What do horse drawn carriages, cds and landlines have in common? They are all outdated technologies which were once the cornerstone of their industries. With the introduction of the “robo-advisor”, are human financial planners the next outdated technology?

The Financial Advice Spectrum

Financial advice is provided according to a spectrum covering three broad areas; general advice, personal advice, and advice given to sophisticated/wholesale investors.

General financial advice does not take into account your personal circumstances and needs. For instance; an officer at a bank branch may explain the features of a particular investment or insurance product, and may provide help in putting that product in place for you, but they can’t say whether that particular product meets your needs. That would be personal advice, and legislation requires far more consideration.

Personal advice is tailored to you. A financial advisor would recommend a certain strategy or portfolio, whilst considering your individual needs and circumstances, and providing this in a statement of advice.

A sophisticated or wholesale investor on the other hand is considered to have the experience and capacity to fully understand and appreciate the risks of any particular investment. Therefore they require little or no advice.

With FOFA increasing the regulatory burden (and associated costs) on advisors, “Robo-advice” is expected to help with personal advice. It considers an investor’s life stage, income, appetite for investment risk and the amount they are willing to invest through a series of questions. Using complex algorithms, it analyses all the relevant investment options ranging from exchange-traded funds to individual shares, making a personal advice recommendation.

The long term success rate of robo-advisors is hard to measure because they are relatively new, however early indications suggest that robo-advisor constructed portfolios perform on par with portfolios put together by Financial Advisors. The real difference is the cost of the advice. Robo-advisor fees are a fraction of the cost of face-to-face advice, because the portfolio can be constructed without any human intervention. Is this the end?

“Reports of our deaths are greatly exaggerated” – Financial Planners*

As robo-advisors and their algorithms improve, they are likely to become an important player in the personal advice market. However this is not all bad news for advisors and investors. Robo-advisor clients are likely to be Gen Y investors or small time investors with as little as $2,000. These investors do not form a significant part of a typical advisor’s client base because they don’t generate sufficient fees to cover the costs of compliance and support a practice.

If robo-advisors are successful in developing wealth for these low value investors, they may then move onto the books of Financial Advisors as their need for complex advice grows.

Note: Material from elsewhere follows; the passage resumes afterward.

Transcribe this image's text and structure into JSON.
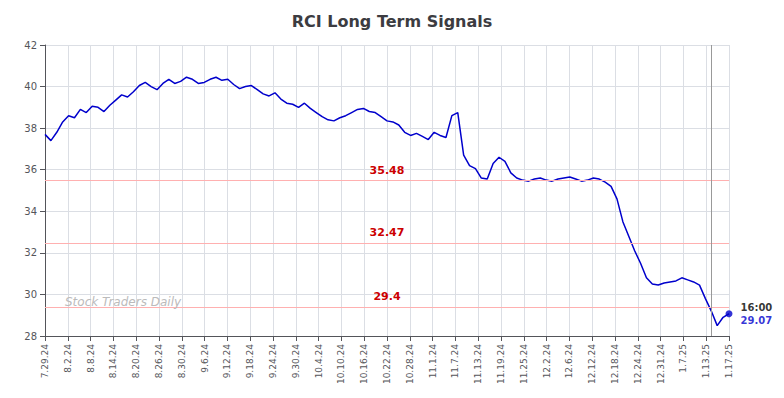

Essentially robo-adviors could be the tool advisors need to create high value clients to provide a high value service too.

Technology may be disrupting the financial industry but this is not a bad thing. It provides firms with enormous opportunities to transform their business models and the services that they provide to their clients. Sophisticated Access is a part of this wave, using technology to cut costs, and increase the compliance standard for sophisticated investors, providing real value and a better process to these investors.

The end is not here.

It is the Roboginning.

*This quote has been constructed using the author’s creative license.